No one boat will do it all incredibly well. You must figure out the type of waters you will be frequenting most and then buy the set up ideal for that application. After many, many, MANY hours of research and mental anguish here are some of the things I have learned and a few specific recommendations:

Single Person Pontoon/Cataraft: My recommendation would be to go with one of the major whitewater manufacturers vs. one of the flyfishing specific maker's offerings. Aire, Maravia, NRS, Sotar all make smaller single person crafts that are true load handling white water boats. (These makers offerings are made from different materials (PVC, hypalon etc.) that each have their pros and cons.) Have a custom frame made for it by one of the white water frame manufacturers (NRS, Down River Equipment Company, RecreTec) laid out to your specs and outfit it with the gear you need. A Watermaster is another option for a single person craft. The guys that have them seem to really like them. They are easy to store and will handle decent water and a modest load.

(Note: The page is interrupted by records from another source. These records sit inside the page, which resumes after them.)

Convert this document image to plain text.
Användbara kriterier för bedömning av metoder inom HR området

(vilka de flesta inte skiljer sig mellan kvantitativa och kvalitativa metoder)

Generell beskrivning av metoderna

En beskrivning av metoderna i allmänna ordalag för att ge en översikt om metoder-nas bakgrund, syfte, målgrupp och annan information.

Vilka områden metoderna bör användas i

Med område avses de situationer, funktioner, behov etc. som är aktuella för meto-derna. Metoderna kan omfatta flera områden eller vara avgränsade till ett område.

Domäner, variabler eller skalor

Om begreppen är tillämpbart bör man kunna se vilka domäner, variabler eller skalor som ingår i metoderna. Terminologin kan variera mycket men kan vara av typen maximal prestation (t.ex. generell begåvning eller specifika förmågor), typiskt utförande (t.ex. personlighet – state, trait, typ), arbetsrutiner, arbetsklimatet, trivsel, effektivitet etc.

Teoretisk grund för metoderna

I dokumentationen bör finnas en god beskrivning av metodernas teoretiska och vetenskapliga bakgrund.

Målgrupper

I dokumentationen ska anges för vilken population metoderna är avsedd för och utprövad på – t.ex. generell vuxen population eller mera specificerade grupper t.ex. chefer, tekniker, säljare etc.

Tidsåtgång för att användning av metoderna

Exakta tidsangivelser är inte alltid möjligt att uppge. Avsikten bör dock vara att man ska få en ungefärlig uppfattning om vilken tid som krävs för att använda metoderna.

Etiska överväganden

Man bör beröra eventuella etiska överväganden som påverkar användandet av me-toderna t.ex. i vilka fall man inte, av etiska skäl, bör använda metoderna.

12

Raft: Aire Super Puma/Maravia Spider or the NRS Expedition 135 (or the NRS Otter if you don't want to spend as much) depending on how you want the boat set up. The Super Puma/Spider option offers an incredibly nimble boat for one or two anglers with a few days worth of provisions and excells as a boat you can use for day trips. The NRS E135 offers a larger more traditional platform with a larger payload for longer trips and will handle an additional angler and gear more comfortably. Also, it is sized right for most rivers and gear/angler loads. Again, have a custom frame made for your application by one of the makers listed above. You will also need a trailer. Make sure you buy a top quality trailer with 16" tires, a full size spare and LED taillights! Do not go cheap or you will regret it when the thing shakes apart leaving you stranded.

Cataraft: A 16' cataraft from one of the major whitewater makers (again Aire, Maravia, NRS or Sotar depending on the material you think fits your needs the best) outfitted with a custom frame with full aluminum diamond plate floors is a very versitile and spacious platform. They offer outstanding manuverability when lightly loaded but have a tendency to get sluggish when loaded down. This inflatable offers perhaps the most flexibiltiy in terms of frame configurations and versitilty. See above note on the trailer.

Driftboat: Clackacraft, Hyde and Lavro all have glass offerings that will appeal to our type of useage. Personally, if I had to choose a glass boat today it would be the Clackacraft 16' Flyfishing Bench Model. If you want an Aluminum boat the two I would look at would be Willie and Koffler. Rotomolded boats: Hog Island and Boulder boat works both have offerings with merits. Watch the weights on these boats since the plastic they are made out of (like whitewater kayak material) weighs a ton. Wood: Montana Boat builders have a great reputation and offer models which are stunningly beautiful and incorporate kevlar bottoms. Wood, plastic, glass and aluminum all offer pros and cons and only you can make the choice as to which fits your needs the best.

Jet: Wooldridge or Alumafix. Wooldridge offers several designs suitable for a variety of conditions. The Extra Plus with a 225hp outboard jet and canvas offers a serious all weather platform that handles big water and a large payload. The Alaskan (or II) is another good option. They can be outfitted with smaller outboards and handle skinny water quite well. Not nearly as large of a payload, but they are less expensive smaller boats and certainly more economical to operate. Alumafix offers the Flyfisher which is the boat RA asked Mike Forsyth to build based on his Rogue/Dean River type craft. He asked Mike to incorporate the improvements he found from his experience on the water. This craft has a lot of merits in it's simple open well thought out design. It is designed to be operated with an outboard in the 60-90 hp range. For simple river transportation it really sounds like an excellent option. Hopefully Ed will chime in and give a first hand report of the crafts true ability on the water under actual conditions.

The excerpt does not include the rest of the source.